Miaow ! Le duo d'acteur à l'affiche en promettait long (surtout Malcolm Mcdowell, tout droit sorti d'Orange mécanique). Et ce film, si il ressemble à une banale histoire d'amour au départ, sort vite les griffes en plantant une relation ambigue entre le frère et la soeur (ça sent déjà l'inceste), et en faisant agir rapidement ses félidés. Avec efficacité d'ailleurs... Je craignais beaucoup du "tout public" sur la jaquette, j'ai été vite rassuré par le charcutage de pied et l'arrachage de bras. Ne montrez pas ce film à vos gosses ! Le tout est une fable sur l'amour, et sur la frustration liée à l'absence de sexe (car ici, le sexe et la mort sont liés, éternelle association de l'eros/thanatos qu'on ne développera pas plus). Des maquillages plutôt efficace, une certaine modération sur la violence (pas le temps de voir trop de détails gores, juste assez pour comprendre la mort des personnages). Le film se révélant infiniment plus subtil que ma grossière critique (assez orientée d'ailleurs), je vous engage à le voir.

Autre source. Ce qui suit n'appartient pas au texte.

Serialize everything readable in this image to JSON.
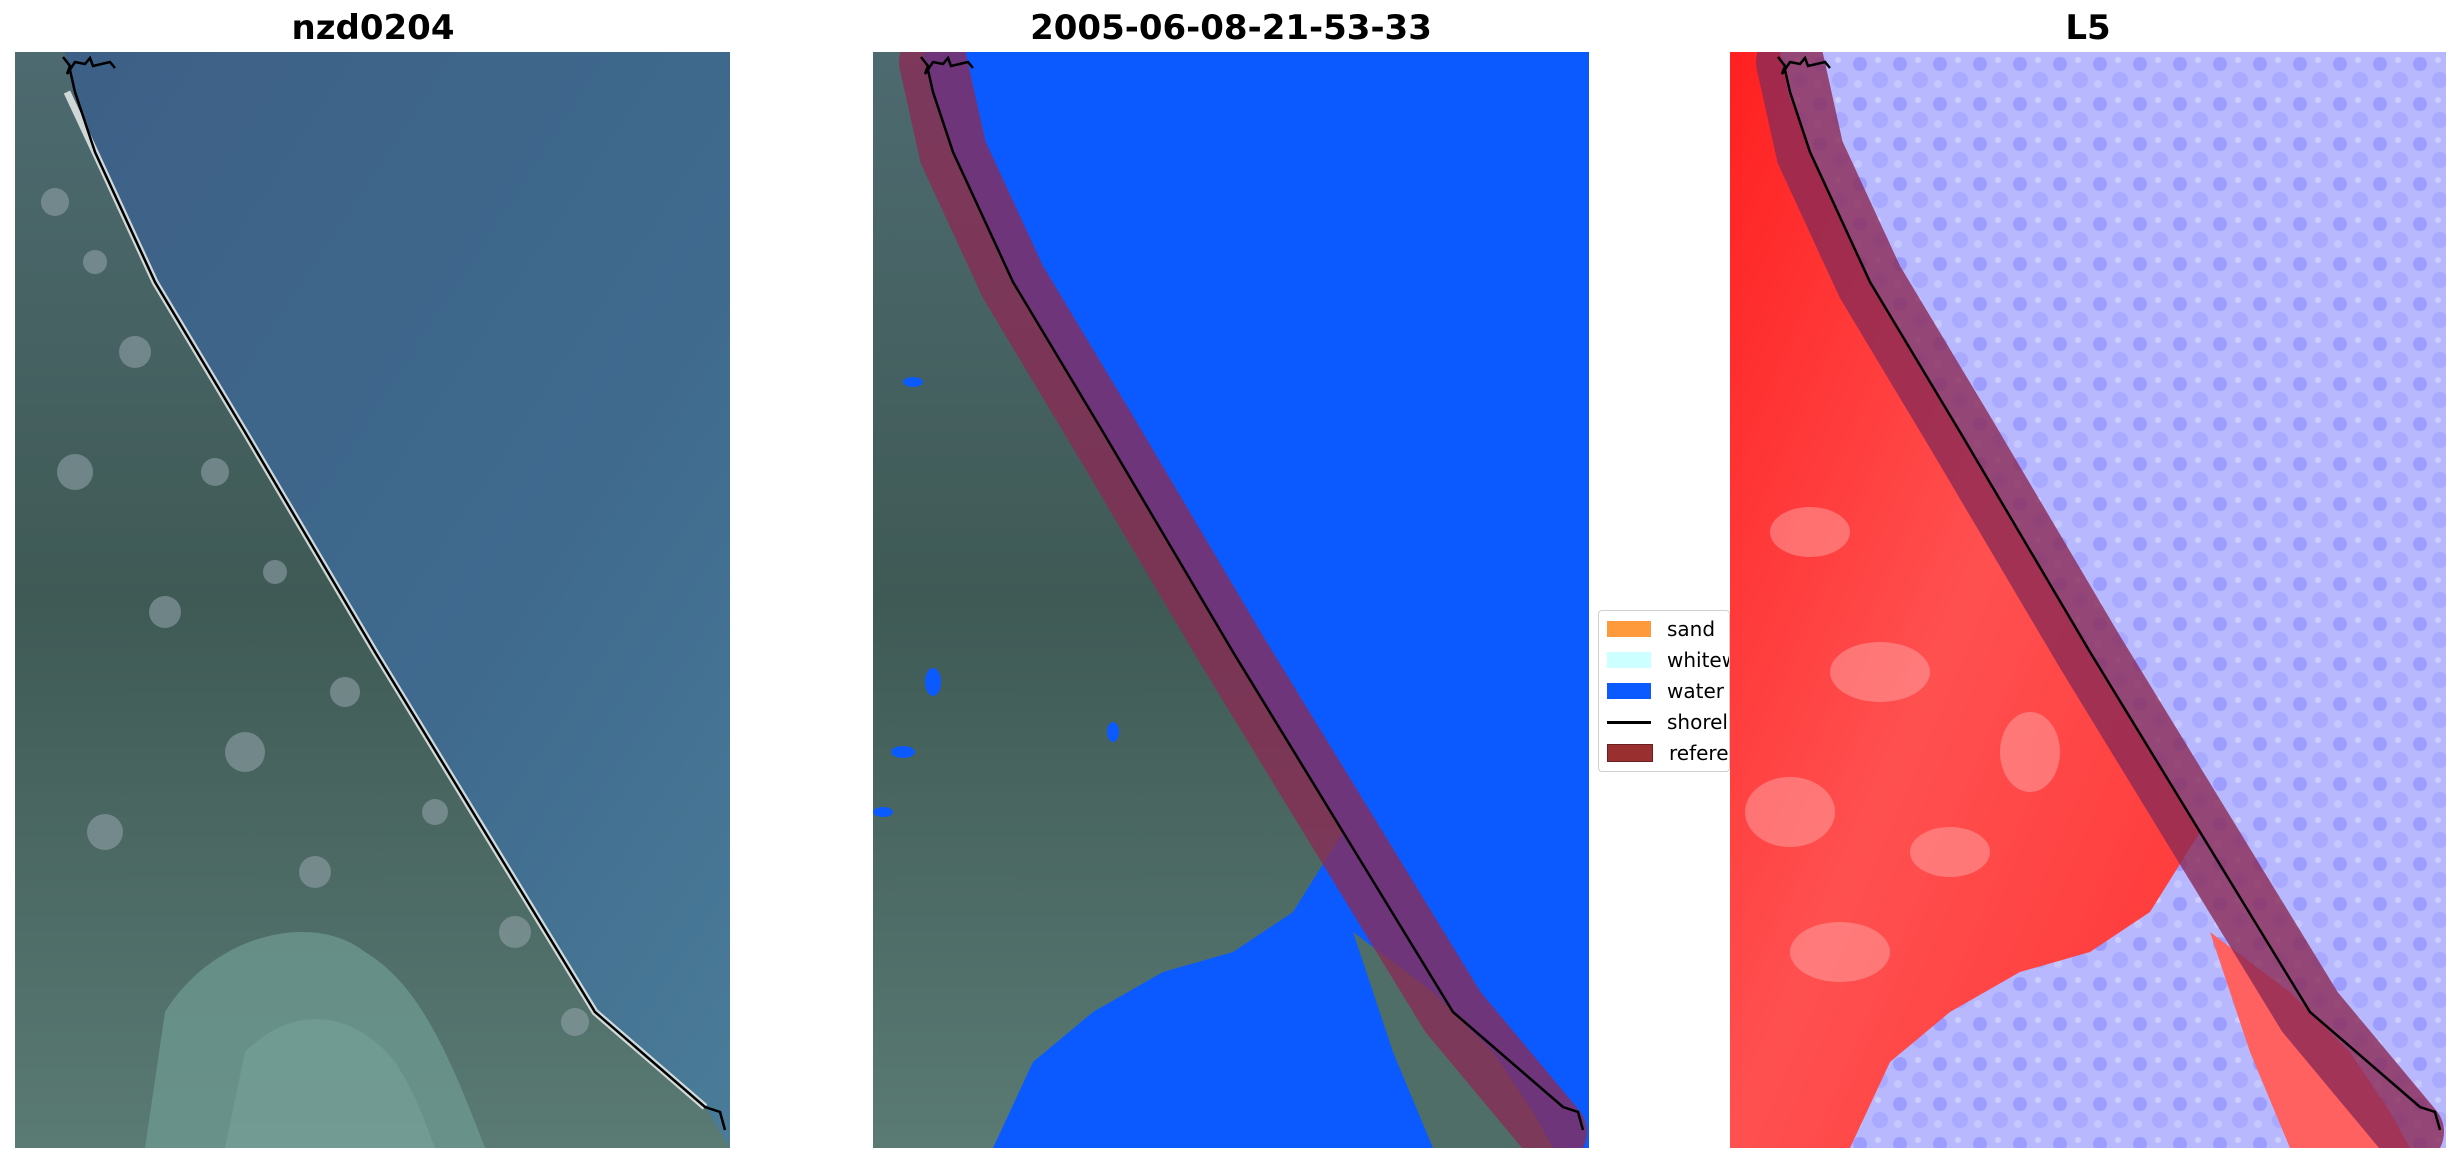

Car il n'y a pas que des morts ! Il y a beaucoup de romantisme, de multiples histoires de coeurs, un paysage africain sublime, et l'histoire d'un peuple maudit et incestueux qui n'est pas sans rappeler un certain "la nuit déchirée", autre perle traitant du même sujet, mais dans le milieu d'une fac américaine. Une sacrée bonne surprise donc, qui s'autorise à pousser ses résonnements assez loin (rien que sur les scènes "d'amour et de passions", on monte à -12ans minimum).
La Féline, c'est l'intrusion du fantastique dans l'humanité quotidienne, c'est la magie des terres anciennes bercées par le chant envoûtant de David Bowie, c'est l'animalité qui réside en chacun de nous. Un film fascinant porté par une trop belle Nastassia Kinski et un Malcolm MacDowell inquiétant campant un frère dont on pourait penser qu'il est à la limite de l'inceste. Un film sur un inconscient collectif que Carl Jung, le grand psychiatre Suisse, n'aurait peut-être pas désavoué. A voir, revoir et rerevoir !
Le film commençait bien jusqu'à culminer sur une scène de démembrement tout simplement glaçante. Le film souffre d'un ventre mou au milieu du récit pour se réveiller un peu dans le dernier acte. Un film fantastique sympa mais pas très marquant à l'exception d'une scène gore.